政治とか経済とか、ちっともわからないし。

わかるのは、なんの罪も無い人達が酷い目にあっているという事。

私は心を決めて、おじいさんの部屋をノックした。

夜中だと言うのに、数頭のトナカイとヨンタンがいた。 

「おじいさん。俺、何とかして隣の国に行きたい」

「いや、それは無理じゃ」

「私も行きます」ハッキリ声を出したのは、森で震えていた子だった。

「私も」とサンゴちゃんや他の仲間。

「おじいさん。私もじっとして居られません。今ここにあるお菓子とジュースだけでも届けたいです」私はそう言った。

家には、プレゼントしようと思っていたおもちゃとお菓子類と備蓄の缶詰だけはある。

もちろん、これっぽっち数百人分にしかならない。

知ってる。こう言うの『焼け石に水』って言うんだよね。だけど・・・

気がつくと、ドアの外で話を聞いていた仲間が顔を覗かせている。

「私、皆が届けている間に食料を調達してきます」

「2回目に行く時は交代するよ」

「私も、飛ぶわ」

ヨンタンが、いつもとは違うしっかりとした口調で言った。

「おじいさん。俺、自分が何も出来ないやつだってずっと思ってた。でも、わかったんだ。みんなと一緒なら、俺だってできる事があるって」

けれど、優しいサンタさんにしては返事を渋っている。

「しかしのぉ〜」

しばらく話し合いをして、おじいさんはやっと頷いた。

「わかった。じゃがもう少し待ってくれ。クリスマスの間だけでも停戦にならんか訴えてみる」

おじいさんは顔が広いから、色んな人に協力してもらうのかもしれない。


12月23日

ジュースやお菓子、倉庫にあった缶詰をソリに載せられるだけ載せて、いつでも飛べるように準備した。

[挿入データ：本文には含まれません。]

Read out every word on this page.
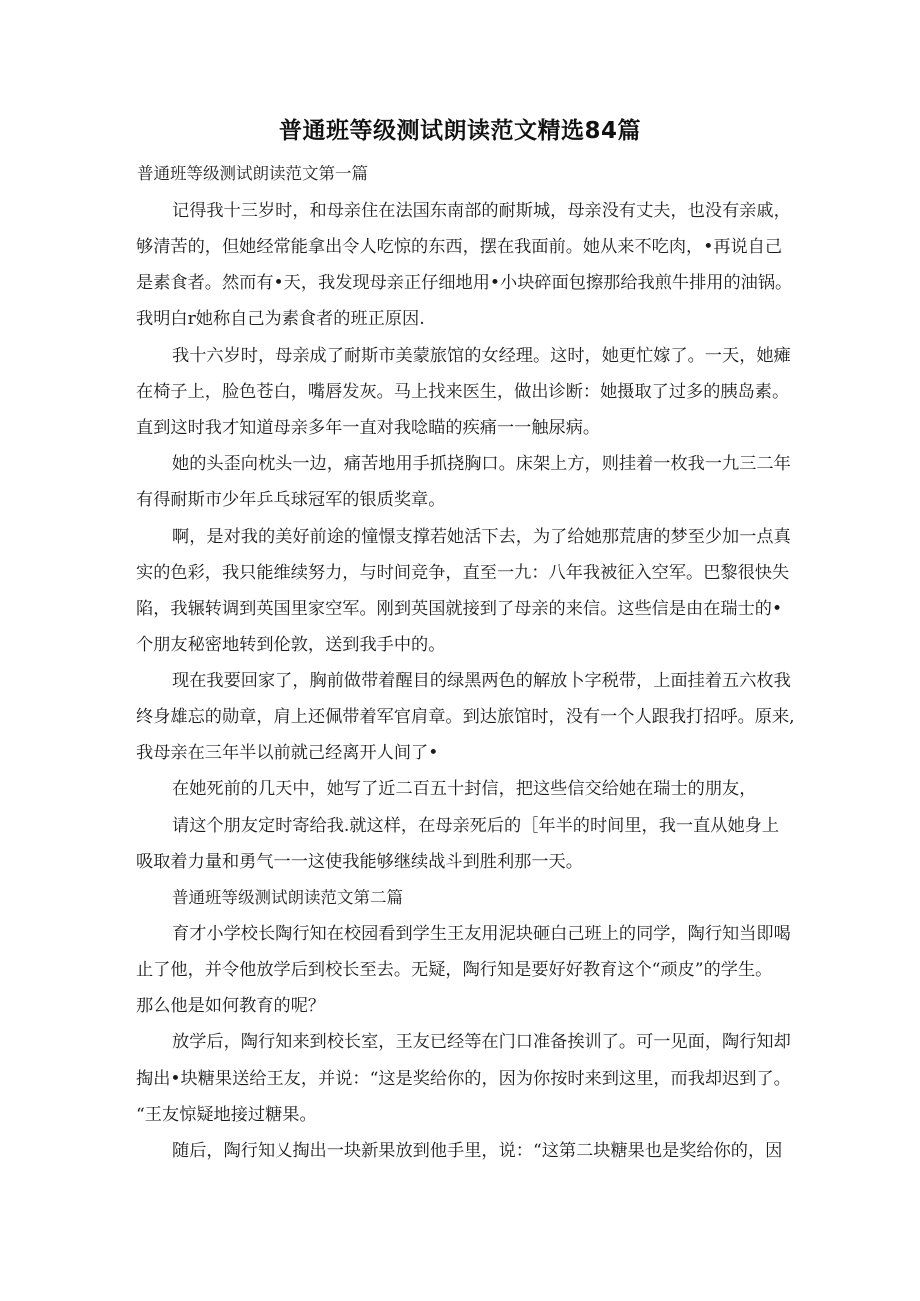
普通班等级测试朗读范文精选84篇
普通班等级测试朗读范文第一篇
记得我十三岁时，和母亲住在法国东南部的耐斯城，母亲没有丈夫，也没有亲戚，
够清苦的，但她经常能拿出令人吃惊的东西，摆在我面前。她从来不吃肉，•再说自己
是素食者。然而有•天，我发现母亲正仔细地用•小块碎面包擦那给我煎牛排用的油锅。
我明白r她称自己为素食者的班正原因.
我十六岁时，母亲成了耐斯市美蒙旅馆的女经理。这时，她更忙嫁了。一天，她瘫
在椅子上，脸色苍白，嘴唇发灰。马上找来医生，做出诊断：她摄取了过多的胰岛素。
直到这时我才知道母亲多年一直对我唸瞄的疾痛一一触尿病。
她的头歪向枕头一边，痛苦地用手抓挠胸口。床架上方，则挂着一枚我一九三二年
有得耐斯市少年乒乓球冠军的银质奖章。
啊，是对我的美好前途的憧憬支撑若她活下去，为了给她那荒唐的梦至少加一点真
实的色彩，我只能维续努力，与时间竞争，直至一九：八年我被征入空军。巴黎很快失
陷，我辗转调到英国里家空军。刚到英国就接到了母亲的来信。这些信是由在瑞士的•
个朋友秘密地转到伦敦，送到我手中的。
现在我要回家了，胸前做带着醒目的绿黑两色的解放卜字税带，上面挂着五六枚我
终身雄忘的勋章，肩上还佩带着军官肩章。到达旅馆时，没有一个人跟我打招呼。原来,
我母亲在三年半以前就己经离开人间了•
在她死前的几天中，她写了近二百五十封信，把这些信交给她在瑞士的朋友，
请这个朋友定时寄给我.就这样，在母亲死后的［年半的时间里，我一直从她身上
吸取着力量和勇气一一这使我能够继续战斗到胜利那一天。
普通班等级测试朗读范文第二篇
育才小学校长陶行知在校园看到学生王友用泥块砸白己班上的同学，陶行知当即喝
止了他，并令他放学后到校长至去。无疑，陶行知是要好好教育这个“顽皮”的学生。
那么他是如何教育的呢？
放学后，陶行知来到校长室，王友已经等在门口准备挨训了。可一见面，陶行知却
掏出•块糖果送给王友，并说：“这是奖给你的，因为你按时来到这里，而我却迟到了。
“王友惊疑地接过糖果。
随后，陶行知乂掏出一块新果放到他手里，说：“这第二块糖果也是奖给你的，因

そして、ゴニョニョ国の子供達に「すみませんがプレゼントは年が明けてからで〜」と謝った。

子供達からは「もちろん良いで〜す」と返事があった。


12月24日

クリスマスイブ。


朝、おじいさんが「何とか、今日明日だけ停戦になった」と言うと、ヨンタンが「完全にやめればいいのに・・・」と苦い顔をしている。

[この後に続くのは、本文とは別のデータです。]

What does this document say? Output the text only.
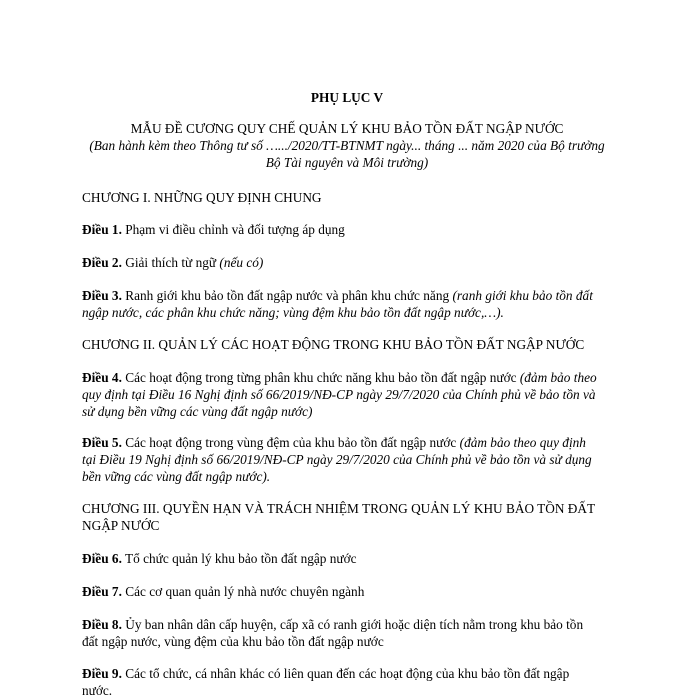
PHỤ LỤC V
MẪU ĐỀ CƯƠNG QUY CHẾ QUẢN LÝ KHU BẢO TỒN ĐẤT NGẬP NƯỚC
(Ban hành kèm theo Thông tư số ….../2020/TT-BTNMT ngày... tháng ... năm 2020 của Bộ trưởng
Bộ Tài nguyên và Môi trường)
CHƯƠNG I. NHỮNG QUY ĐỊNH CHUNG
Điều 1. Phạm vi điều chỉnh và đối tượng áp dụng
Điều 2. Giải thích từ ngữ (nếu có)
Điều 3. Ranh giới khu bảo tồn đất ngập nước và phân khu chức năng (ranh giới khu bảo tồn đất
ngập nước, các phân khu chức năng; vùng đệm khu bảo tồn đất ngập nước,…).
CHƯƠNG II. QUẢN LÝ CÁC HOẠT ĐỘNG TRONG KHU BẢO TỒN ĐẤT NGẬP NƯỚC
Điều 4. Các hoạt động trong từng phân khu chức năng khu bảo tồn đất ngập nước (đảm bảo theo
quy định tại Điều 16 Nghị định số 66/2019/NĐ-CP ngày 29/7/2020 của Chính phủ về bảo tồn và
sử dụng bền vững các vùng đất ngập nước)
Điều 5. Các hoạt động trong vùng đệm của khu bảo tồn đất ngập nước (đảm bảo theo quy định
tại Điều 19 Nghị định số 66/2019/NĐ-CP ngày 29/7/2020 của Chính phủ về bảo tồn và sử dụng
bền vững các vùng đất ngập nước).
CHƯƠNG III. QUYỀN HẠN VÀ TRÁCH NHIỆM TRONG QUẢN LÝ KHU BẢO TỒN ĐẤT
NGẬP NƯỚC
Điều 6. Tổ chức quản lý khu bảo tồn đất ngập nước
Điều 7. Các cơ quan quản lý nhà nước chuyên ngành
Điều 8. Ủy ban nhân dân cấp huyện, cấp xã có ranh giới hoặc diện tích nằm trong khu bảo tồn
đất ngập nước, vùng đệm của khu bảo tồn đất ngập nước
Điều 9. Các tổ chức, cá nhân khác có liên quan đến các hoạt động của khu bảo tồn đất ngập
nước.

出発の時、おじいさんは一頭一頭の首に赤十字マークの札をかけていく。

「停戦を快く思っておらん奴が、ミサイルを撃ってくるかもしれん。怪我するなよ。無事に帰って来るんじゃぞ」目に涙を浮かべて心配そうだ。

ソリの後ろに赤十字の旗を立てた。

「ヨンタン。君にはサンタクロースを楽しんで欲しかったのになぁ・・・」

「うん、わかってる。

おじいさん。俺、戦争を止める事は出来ないけど、誰かに少し元気をプレゼントする事は出来るんだな。この気持ちって思いやりって言うんだろ?」

「そうじゃな」おじいさんは頷いた。

ヨンタンを抱きしめ「くれぐれも気をつけるんじゃぞ」と背中を叩いた。

サンゴちゃんが言う「ねぇ、おじいさん。いつもの歌を歌って」

おじいさんは、くしゃりと笑う。

「じんぐっべー♪じんぐっべー♪」開いた両手をゆっくり振りながら踊る姿に、私達はクスクス笑った。


「ホイっ!」

子供達の笑顔は見れないかもしれない。

自己満足かもしれない。

でも、これがサンタクロース協会ゴニョニョ支部の今年のプレゼントなんだと思った。


                                                        つづく


🎄🦌🛷🎅🏻⛄️🎄🦌🛷🎅🏻⛄️❄❄❄


今回は元ネタがあります。

そこから想像しました。

ご存知の方もいらっしゃると思いますが、第一次世界大戦のドイツ・イギリス戦の時、

クリスマス休戦というのがあったそうです。

国境を挟んで敵同士で手を振ったり、クリスマスソングを歌ったとか。

良い話だとは思いますが、その後の激戦を考えると切ないなー。


ほぼテンは、この休戦を元ネタにした

SEKAI NO OWARIの『Dragon Night』も好きです。


『Dragon Night』歌詞


今宵は百万年に一度  太陽が沈んで夜が訪れる日

終わりの来ないような戦いも

今宵は休戦して祝杯をあげる


人はそれぞれ『正義』があって 争いあうのは仕方ないのかもしれない

だけど僕の嫌いな『彼』も彼なりの理由があると思うんだ


Dragon Night   Dragon Night   Dragon Night

今宵  僕たちは友達のように歌うだろう

ムーンライト  スターリースカイ

ファイヤーバード 今宵

僕たちは友達のように踊るんだ♪



ちなみに、ヨンタンや〜「思いやり」って、もっと軽くて良いよ〜😅と書きたかったですが、文が変になるので止めました。